Forex trading involves the buying and selling of different currencies, or rather the trading of one currency for another, as obviously you will be using a particular currency to buy and sell in the first place. The relative value of different currencies shifts all the time. Getting the right price at the right time is crucial for traders hoping to make a profit. Those two factors – price and time – and which you want to prioritize are the driving forces behind two commonly used types of forex (foreign exchange) order, market and limit orders.
Defining an order
An order is an instruction to carry out a trade: that is, to buy or sell a particular currency. It goes from you to your broker or the trading platform you are using and may be carried out immediately or when certain conditions are met. Large orders can take more time than smaller ones, and even though we may only be talking about a few seconds, that delay can be crucial in terms of the price you get. Volatile currencies can drop or go up in price in the time between an order being placed and its execution (the moment it is carried out), so it’s best to keep up to date with the latest market news.
A market order is an instruction to buy or sell a specified currency immediately at the best available market price. In this case, quickly executing the order is more important to the trader than the price they get. It is the most basic form of forex order: a simple “buy now!” or “sell now!”
A market order guarantees that the order will be executed but doesn’t guarantee the price. As stated above, the market price may change between the order being placed and it being carried out, even if that is a matter of seconds.
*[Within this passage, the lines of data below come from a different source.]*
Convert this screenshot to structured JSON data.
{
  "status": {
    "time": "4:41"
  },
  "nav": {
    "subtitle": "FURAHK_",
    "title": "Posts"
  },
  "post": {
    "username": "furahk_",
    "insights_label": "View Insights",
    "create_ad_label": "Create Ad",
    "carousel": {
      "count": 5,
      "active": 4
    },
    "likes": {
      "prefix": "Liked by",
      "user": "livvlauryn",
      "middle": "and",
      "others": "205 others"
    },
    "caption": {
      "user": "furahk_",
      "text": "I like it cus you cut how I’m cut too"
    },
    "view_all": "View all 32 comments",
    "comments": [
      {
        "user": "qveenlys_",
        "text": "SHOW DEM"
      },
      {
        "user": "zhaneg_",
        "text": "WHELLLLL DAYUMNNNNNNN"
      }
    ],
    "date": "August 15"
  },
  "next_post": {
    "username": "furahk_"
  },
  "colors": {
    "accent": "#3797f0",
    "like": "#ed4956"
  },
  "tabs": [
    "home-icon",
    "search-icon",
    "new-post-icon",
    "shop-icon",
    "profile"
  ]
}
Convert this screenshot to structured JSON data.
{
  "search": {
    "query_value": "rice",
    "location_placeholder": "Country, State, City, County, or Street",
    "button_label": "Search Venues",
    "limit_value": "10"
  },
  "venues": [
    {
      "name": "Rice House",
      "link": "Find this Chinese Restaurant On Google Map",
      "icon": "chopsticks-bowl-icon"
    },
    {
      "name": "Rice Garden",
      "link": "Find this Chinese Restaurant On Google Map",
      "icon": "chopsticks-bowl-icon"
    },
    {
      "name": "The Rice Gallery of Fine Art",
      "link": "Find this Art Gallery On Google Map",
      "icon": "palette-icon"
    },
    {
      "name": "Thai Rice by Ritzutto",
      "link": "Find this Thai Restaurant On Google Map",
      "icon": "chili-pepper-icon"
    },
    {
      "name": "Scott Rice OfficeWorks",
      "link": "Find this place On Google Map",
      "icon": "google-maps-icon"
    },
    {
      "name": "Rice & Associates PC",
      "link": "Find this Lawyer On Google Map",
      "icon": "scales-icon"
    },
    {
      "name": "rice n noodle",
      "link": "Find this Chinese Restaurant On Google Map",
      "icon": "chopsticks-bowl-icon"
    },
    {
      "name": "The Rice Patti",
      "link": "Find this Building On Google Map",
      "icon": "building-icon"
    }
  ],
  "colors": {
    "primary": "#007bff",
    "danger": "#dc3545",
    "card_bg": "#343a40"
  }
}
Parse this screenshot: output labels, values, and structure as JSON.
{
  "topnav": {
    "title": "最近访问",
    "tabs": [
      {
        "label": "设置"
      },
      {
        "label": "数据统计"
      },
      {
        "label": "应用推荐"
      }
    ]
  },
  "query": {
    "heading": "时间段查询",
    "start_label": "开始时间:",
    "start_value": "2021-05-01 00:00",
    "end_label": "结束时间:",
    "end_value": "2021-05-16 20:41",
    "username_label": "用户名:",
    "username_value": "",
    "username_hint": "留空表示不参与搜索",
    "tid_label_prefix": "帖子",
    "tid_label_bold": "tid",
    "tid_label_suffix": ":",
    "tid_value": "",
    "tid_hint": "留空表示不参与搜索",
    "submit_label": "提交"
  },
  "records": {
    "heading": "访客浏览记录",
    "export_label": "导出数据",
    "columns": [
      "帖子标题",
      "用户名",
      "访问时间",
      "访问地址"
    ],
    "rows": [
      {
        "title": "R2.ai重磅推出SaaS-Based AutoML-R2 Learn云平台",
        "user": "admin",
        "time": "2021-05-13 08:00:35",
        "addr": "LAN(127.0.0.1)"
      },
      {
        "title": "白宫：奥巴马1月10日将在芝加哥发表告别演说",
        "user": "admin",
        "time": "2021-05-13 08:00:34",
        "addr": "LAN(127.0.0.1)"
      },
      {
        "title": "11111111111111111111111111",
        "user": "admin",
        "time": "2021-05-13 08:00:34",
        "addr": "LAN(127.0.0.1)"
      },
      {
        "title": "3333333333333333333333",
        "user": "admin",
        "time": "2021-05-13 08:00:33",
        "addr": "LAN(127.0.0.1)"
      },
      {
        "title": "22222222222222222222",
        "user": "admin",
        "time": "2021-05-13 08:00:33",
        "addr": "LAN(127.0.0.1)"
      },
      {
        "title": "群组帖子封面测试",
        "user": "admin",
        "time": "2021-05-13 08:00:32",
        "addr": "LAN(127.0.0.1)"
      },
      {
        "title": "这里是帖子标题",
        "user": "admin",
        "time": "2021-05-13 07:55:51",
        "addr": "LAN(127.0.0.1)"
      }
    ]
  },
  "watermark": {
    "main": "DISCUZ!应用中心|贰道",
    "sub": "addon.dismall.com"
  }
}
Basically, you are saying you will pay the asking price or sell at the going rate. The advantage is that you will almost certainly get what you want right away, although all orders are subject to availability.
A limit order is an instruction to buy or sell a specified currency only when it reaches a specific price or better. A buy limit order will only be executed when the price drops to a certain level, below the current market value. A sell limit order will only be executed when the price rises to a certain point above the current market value. It is a way of setting a threshold or parameters within which you want to trade. That threshold is known as the limit price.
By placing a limit order, you are saying that you’re prepared to wait until the price is right. In this case, time is secondary to price. There is always the risk that your limit price will never be reached. However, in which case the trade will never be executed. For this reason, limit orders should only be used if you are genuinely only interested in buying or selling the currency at the specified price or better.